You can install CRAN packages using install.packages() (# is the comment character in R).

# install package named "randomForests" from CRAN
install.packages("randomForests")

You can install bioconductor packages with a specific installer script.

# get the installer package if you don't have
install.packages("BiocManager")

# install bioconductor package "rtracklayer"
BiocManager::install("rtracklayer")

You can install packages from GitHub using the install_github() function from devtools package.

library(devtools)
install_github("hadley/stringr")

Another way to install packages is from the source.

# download the source file
download.file(
"https://github.com/al2na/methylKit/releases/download/v0.99.2/methylKit_0.99.2.tar.gz",
               destfile="methylKit_0.99.2.tar.gz")
# install the package from the source file
install.packages("methylKit_0.99.2.tar.gz",
                 repos=NULL,type="source")
# delete the source file
unlink("methylKit_0.99.2.tar.gz")

You can also update CRAN and Bioconductor packages.

# updating CRAN packages
update.packages()

# updating bioconductor packages
if (!requireNamespace("BiocManager", quietly = TRUE))
    install.packages("BiocManager")
BiocManager::install()

2.2.2 Installing packages in custom locations

If you will be using R on servers or computing clusters rather than your personal computer, it is unlikely that you will have administrator access to install packages. In that case, you can install packages in custom locations by telling R where to look for additional packages. This is done by setting up an .Renviron file in your home directory and add the following line:

R_LIBS=~/Rlibs

This tells R that the “Rlibs” directory at your home directory will be the first choice of locations to look for packages and install packages (the directory name and location is up to you, the above is just an example). You should go and create that directory now. After that, start a fresh R session and start installing packages. From now on, packages will be installed to your local directory where you have read-write access.
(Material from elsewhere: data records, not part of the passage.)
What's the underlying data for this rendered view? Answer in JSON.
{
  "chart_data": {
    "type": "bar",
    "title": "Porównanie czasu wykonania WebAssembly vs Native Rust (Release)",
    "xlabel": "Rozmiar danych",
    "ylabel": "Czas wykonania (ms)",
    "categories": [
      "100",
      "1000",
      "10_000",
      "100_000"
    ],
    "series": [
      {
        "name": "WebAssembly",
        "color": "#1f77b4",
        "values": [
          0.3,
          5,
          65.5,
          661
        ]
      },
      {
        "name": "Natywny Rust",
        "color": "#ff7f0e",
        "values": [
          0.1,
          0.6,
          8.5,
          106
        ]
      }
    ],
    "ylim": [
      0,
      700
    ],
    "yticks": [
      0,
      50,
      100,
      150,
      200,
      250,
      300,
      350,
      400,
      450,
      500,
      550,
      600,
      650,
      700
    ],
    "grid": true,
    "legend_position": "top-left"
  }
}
2.2.3 Getting help on functions and packages

You can get help on functions by using help() and help.search() functions. You can list the functions in a package with the ls() function

library(MASS)
ls("package:MASS") # functions in the package
ls() # objects in your R enviroment
# get help on hist() function
?hist
help("hist")
# search the word "hist" in help pages
help.search("hist")
??hist

2.2.3.1 More help needed?

In addition, check package vignettes for help and practical understanding of the functions. All Bioconductor packages have vignettes that walk you through example analysis. Google search will always be helpful as well; there are many blogs and web pages that have posts about R. R-help mailing list (https://stat.ethz.ch/mailman/listinfo/r-help), Stackoverflow.com and R-bloggers.com are usually sources of good and reliable information.